TLC Mentors Students Using Big Data
When you get in a yellow or green taxi in New York City, the cab is outfitted with equipment that automatically records the time and location of every pickup and drop-off. Since 2009, the Taxi and Limousine Commission has used this information extensively to help create data-driven policies, find items forgotten in taxicabs, and investigate passenger complaints.
Originally, the public could request a redacted version of this information through the Freedom of Information Law. Due to the volume of requests the TLC received, we began to proactively publish the datasets online on a 6-month cycle. In order to protect passenger privacy, the TLC removes vehicle and driver identifiers and aggregates the pickup and drop-off locations to larger taxi zones. This data is a treasure trove of information for journalists, startups, urban planners, and academics — and the TLC loves to see it being used in novel ways to improve the city.
One notable user of taxi data is New York University’s Center for Urban Science and Progress (CUSP). CUSP is a data science school focusing on urban informatics, a field that uses data to better understand how cities work. This data can range from the quality of the air you breathe to the time you spend commuting. The school allows city agencies and industry partners to sponsor capstone projects where students use their new skills to analyze or solve problems using a data-driven approach. Over the last 4 months, the TLC mentored two teams of data science students. The teams were made of 4 to 5 students applying advanced data science techniques on TLC data to answer important and complex city planning questions. As mentors, TLC staff provided the teams with historical taxi trip data and helped to define the project scopes.
The first team used historical trip data to estimate unmet demand from passengers for taxis in 2015. This project was developed because historical trip records are often used to show taxi demand, i.e., more trips means there is a higher demand for taxis in that area. While that approach may work in areas heavily supplied by taxis like Midtown Manhattan, it is not a good indicator of demand in areas where taxis are hard to find. (A future blog post will talk more about the limitations to that approach and their implications for using historical taxi data to plan routes for taxi drivers.)
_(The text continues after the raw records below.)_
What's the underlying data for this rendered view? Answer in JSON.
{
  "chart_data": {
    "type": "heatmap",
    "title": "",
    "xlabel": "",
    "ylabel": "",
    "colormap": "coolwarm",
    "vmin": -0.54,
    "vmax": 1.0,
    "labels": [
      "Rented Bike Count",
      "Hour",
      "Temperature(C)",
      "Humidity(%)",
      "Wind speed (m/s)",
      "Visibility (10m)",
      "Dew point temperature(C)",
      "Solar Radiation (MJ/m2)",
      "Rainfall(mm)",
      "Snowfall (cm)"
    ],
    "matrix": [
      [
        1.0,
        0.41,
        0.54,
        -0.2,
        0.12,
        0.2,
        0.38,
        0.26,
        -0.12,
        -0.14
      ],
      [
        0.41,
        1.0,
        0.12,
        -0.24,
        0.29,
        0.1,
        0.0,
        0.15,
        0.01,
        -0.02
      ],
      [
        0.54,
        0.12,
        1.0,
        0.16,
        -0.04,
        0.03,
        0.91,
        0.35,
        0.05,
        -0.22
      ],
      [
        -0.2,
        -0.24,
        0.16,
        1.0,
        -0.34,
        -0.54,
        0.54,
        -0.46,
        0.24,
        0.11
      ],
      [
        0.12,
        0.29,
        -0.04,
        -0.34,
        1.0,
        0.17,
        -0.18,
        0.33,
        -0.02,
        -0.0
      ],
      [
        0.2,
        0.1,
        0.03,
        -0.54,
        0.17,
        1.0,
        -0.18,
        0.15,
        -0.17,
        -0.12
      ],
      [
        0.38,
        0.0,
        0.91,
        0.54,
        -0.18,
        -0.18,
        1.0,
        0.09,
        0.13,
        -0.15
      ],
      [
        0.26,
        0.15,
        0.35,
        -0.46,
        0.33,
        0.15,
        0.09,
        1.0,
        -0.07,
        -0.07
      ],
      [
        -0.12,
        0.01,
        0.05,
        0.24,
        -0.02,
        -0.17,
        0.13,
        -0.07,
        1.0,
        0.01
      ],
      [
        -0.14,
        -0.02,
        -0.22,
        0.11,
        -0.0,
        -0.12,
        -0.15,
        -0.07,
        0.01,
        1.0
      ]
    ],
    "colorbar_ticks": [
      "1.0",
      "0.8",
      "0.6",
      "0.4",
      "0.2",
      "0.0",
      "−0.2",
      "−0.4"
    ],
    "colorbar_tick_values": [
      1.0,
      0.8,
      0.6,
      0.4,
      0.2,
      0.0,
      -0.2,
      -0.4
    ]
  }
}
The team used trip data, land use data, and demographic information to identify areas of the city where one would expect to see taxi usage. Examples of this information include low rates of car ownership and less access to public transportation. Then, with a comparison to areas that do have a healthy taxi supply, the students estimated the number of trips per day that would happen in taxis if passengers were able to find one. The findings illustrated that the areas with the greatest potential for growth in taxi trips were northeastern Queens, south Brooklyn, and northwestern Bronx. These neighborhoods include Whitestone, Borough Park, and Riverdale.
The TLC only began to access trip data in the black and livery car industry sectors in 2014, so the team could not take into consideration the more recent rapid growth of black cars. For that reason, the large growth in app-based companies makes the results difficult to apply to today’s market. However, these students showed how other data sources can be used to fill in the gaps left by taxi records to estimate unobservable taxi demand.
The second CUSP team used the TLC’s trip data to identify ideal locations for taxi and For-Hire Vehicle (FHV) relief stands throughout the city. Taxi and FHV relief stands are parking spots that are reserved for drivers to use to take a short break. Currently, stands are created ad-hoc. When an industry member requests a relief stand at a specific location, the TLC sends that request to the Department of Transportation, which evaluates whether the location can accommodate a stand.
While a ground-up approach lets us respond directly to the needs of industry stakeholders, there has never been a systemic, data-driven review of relief stands throughout the city. This team used taxi data, parking violation data, and the locations of publicly-accessible restrooms to identify ideal locations for taxi and FHV relief stands. They identified 8 areas in Manhattan that are near places with strong taxi activity, publicly-available restrooms, and have higher than average parking violations by TLC-licensed drivers. The lack of adequate places to rest is a growing concern among drivers that the TLC is attempting to tackle. These results provide a useful map to, among other things, validate with drivers as the TLC works to expand relief opportunities for drivers.
Jeff Garber is the Director of Technology and Innovation at the Taxi & Limousine Commission. He manages initiatives to improve the passenger and driver experience through the use of data and technology. He holds a Master of Science from the Tufts University Friedman School of Nutrition Science and Policy, and his interests include travel and circus arts.